The drought has so far killed at least 60 hippopotamuses in Kenya’s wildlife sanctuaries. The animals—the third-largest living land mammals, after elephants and white rhinos—need large quantities of water or mud to cool bodies, which can weigh up to 3,2 tonnes.
“Whenever there is a drought, the first casualties are usually hippos who live in the water,” Maina said.
About 40 endangered Grevys zebra—the largest, wildest and most untamable of the three zebra species remaining in Africa—have died from anthrax near the Samburu Game Reserve, Maina said.
Natural anthrax is common in parts of Africa, where its bacillus spores can live for decades in dry soil and are ingested by animals rummaging for vegetation during droughts.
Hundreds of buffaloes, water bucks, elephants and other large animals that need plenty of water are suffering in the drought, wildlife officials in Kenya and Tanzania said.
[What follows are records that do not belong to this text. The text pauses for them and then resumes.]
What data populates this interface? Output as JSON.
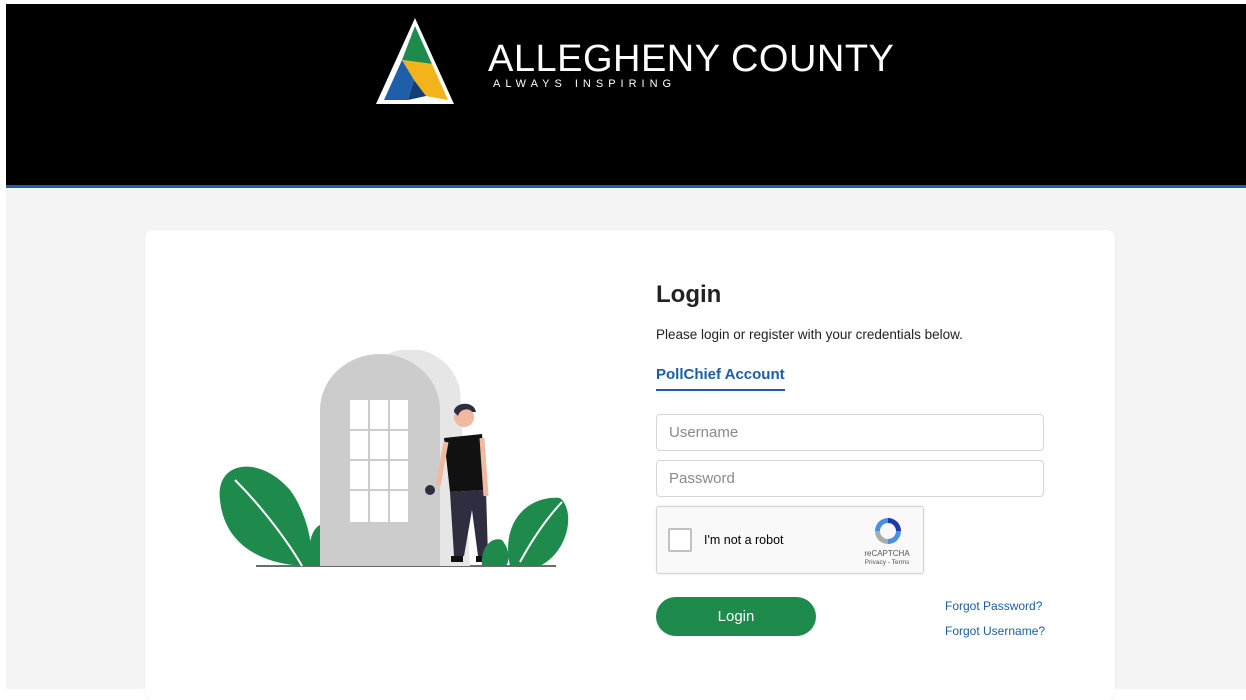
{
  "header": {
    "brand_name": "ALLEGHENY COUNTY",
    "tagline": "ALWAYS INSPIRING",
    "logo_icon": "allegheny-county-logo",
    "background_color": "#000000",
    "accent_color": "#1f5fa9"
  },
  "login": {
    "title": "Login",
    "subtitle": "Please login or register with your credentials below.",
    "tab_label": "PollChief Account",
    "username_placeholder": "Username",
    "password_placeholder": "Password",
    "button_label": "Login",
    "button_color": "#1e8b4d",
    "forgot_password": "Forgot Password?",
    "forgot_username": "Forgot Username?"
  },
  "captcha": {
    "label": "I'm not a robot",
    "brand": "reCAPTCHA",
    "links": "Privacy - Terms",
    "icon": "recaptcha-icon"
  }
}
“We see the physical appearance of the big herbivores like elephants and buffaloes getting worse,” said Samson Lenjir, deputy senior warden of Kenya’s Maasai Mara Game Reserve. “The situation is expected to get worse because the rains are expected in mid-March.”
The drought has partially disrupted the migration of more than 1,5-million wildebeest, zebras and other herbivores from the Maasai Mara to Tanzania’s fabled Serengeti National Park.
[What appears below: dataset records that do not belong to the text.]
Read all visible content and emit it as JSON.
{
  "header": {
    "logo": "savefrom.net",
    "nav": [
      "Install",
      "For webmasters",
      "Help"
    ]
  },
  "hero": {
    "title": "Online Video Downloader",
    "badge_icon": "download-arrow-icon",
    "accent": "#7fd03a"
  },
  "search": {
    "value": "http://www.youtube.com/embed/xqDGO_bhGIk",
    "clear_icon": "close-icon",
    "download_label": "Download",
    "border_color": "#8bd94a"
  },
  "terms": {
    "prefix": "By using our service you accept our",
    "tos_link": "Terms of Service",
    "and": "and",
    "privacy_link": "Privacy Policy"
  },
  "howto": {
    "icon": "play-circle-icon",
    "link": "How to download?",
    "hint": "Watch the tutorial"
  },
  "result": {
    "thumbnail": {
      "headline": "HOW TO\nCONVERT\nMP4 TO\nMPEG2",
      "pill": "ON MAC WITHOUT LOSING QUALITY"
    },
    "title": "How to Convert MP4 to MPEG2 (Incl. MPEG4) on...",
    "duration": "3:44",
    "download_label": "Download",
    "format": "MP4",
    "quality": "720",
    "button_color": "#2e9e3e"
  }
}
The annual migration has been described as the most spectacular wildlife spectacle on Earth.
The animals thunder into the Serengeti plains to feed off the new grass and calve “because the grass is more nutritious, with a lot of calcium, which is crucial for milk production”, said Titus Mlengeya, chief veterinary officer with the Tanzania National Parks Authority.
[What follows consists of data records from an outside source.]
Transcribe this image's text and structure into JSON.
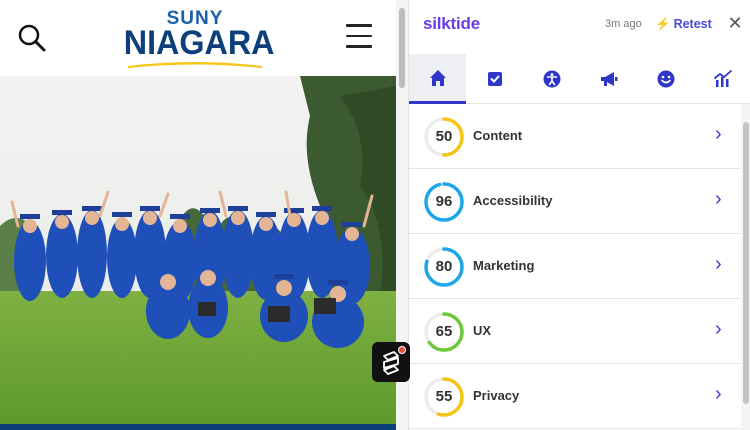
{
  "site": {
    "logo_top": "SUNY",
    "logo_bottom": "NIAGARA",
    "colors": {
      "brand_blue": "#0d3f7a",
      "brand_yellow": "#f5c518"
    },
    "icons": {
      "search": "search-icon",
      "menu": "hamburger-menu-icon",
      "launcher": "silktide-launcher-icon"
    }
  },
  "panel": {
    "brand": "silktide",
    "updated": "3m ago",
    "retest_label": "Retest",
    "close_glyph": "✕",
    "tabs": [
      {
        "name": "home",
        "icon": "home-icon",
        "active": true
      },
      {
        "name": "content",
        "icon": "checkbox-icon",
        "active": false
      },
      {
        "name": "accessibility",
        "icon": "accessibility-icon",
        "active": false
      },
      {
        "name": "marketing",
        "icon": "megaphone-icon",
        "active": false
      },
      {
        "name": "ux",
        "icon": "smiley-icon",
        "active": false
      },
      {
        "name": "analytics",
        "icon": "bar-chart-icon",
        "active": false
      }
    ],
    "scores": [
      {
        "label": "Content",
        "score": "50",
        "value": 50,
        "color": "#f5c518"
      },
      {
        "label": "Accessibility",
        "score": "96",
        "value": 96,
        "color": "#1fa6e8"
      },
      {
        "label": "Marketing",
        "score": "80",
        "value": 80,
        "color": "#1fa6e8"
      },
      {
        "label": "UX",
        "score": "65",
        "value": 65,
        "color": "#6cc93a"
      },
      {
        "label": "Privacy",
        "score": "55",
        "value": 55,
        "color": "#f5c518"
      }
    ],
    "accent": "#2f36c9"
  }
}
The animals migrate into the Serengeti through the western, central and eastern corridors.
The rains, however, ended prematurely along all routes except for the west, the only area where animals have calved well, wildlife officials said.
The rain failure triggered a critical shortage of pastures and water for the large herds of animals that had begun to calf.
“They have no milk and are forced to move frequently. In that confusion, many calves are lost and die because they cannot survive on anything other than milk,” Mlengeya said.
But all is not lost because the “calving season is not over” until April, he said. “Adult animals have not begun to die. The grass is still available, but it is rather dry. But if the rain will fail, we should prepare for their deaths.”
In the Tsavo west and east national parks, half of their more than 10 000 elephants have left the sanctuaries to search for water in the nearby hills.
“We have warned people not to go out at night. And when they have to, they should not go out alone,” Maina said.
In Kenya’s Amboseli National Park, the drought has reduced large parts of the land into a dusty field. Visitors see elephants use their massive feet to scrape dry grass off the parched earth, use their trunks to roll the grass into tiny balls and deftly pop them into their mouths.
Desperate Maasai herdsmen try to take their cattle into the Tsavo, Maasai Mara, Amboseli and other wildlife sanctuaries to graze and water.
“In Tsavo, we have almost 100 000 cattle that we are dealing with,” Maina said. “It is like we are playing a cat-and-mouse game. We chase them from an area and then we leave to go chase others from elsewhere, and the cattle return from the area we have just left.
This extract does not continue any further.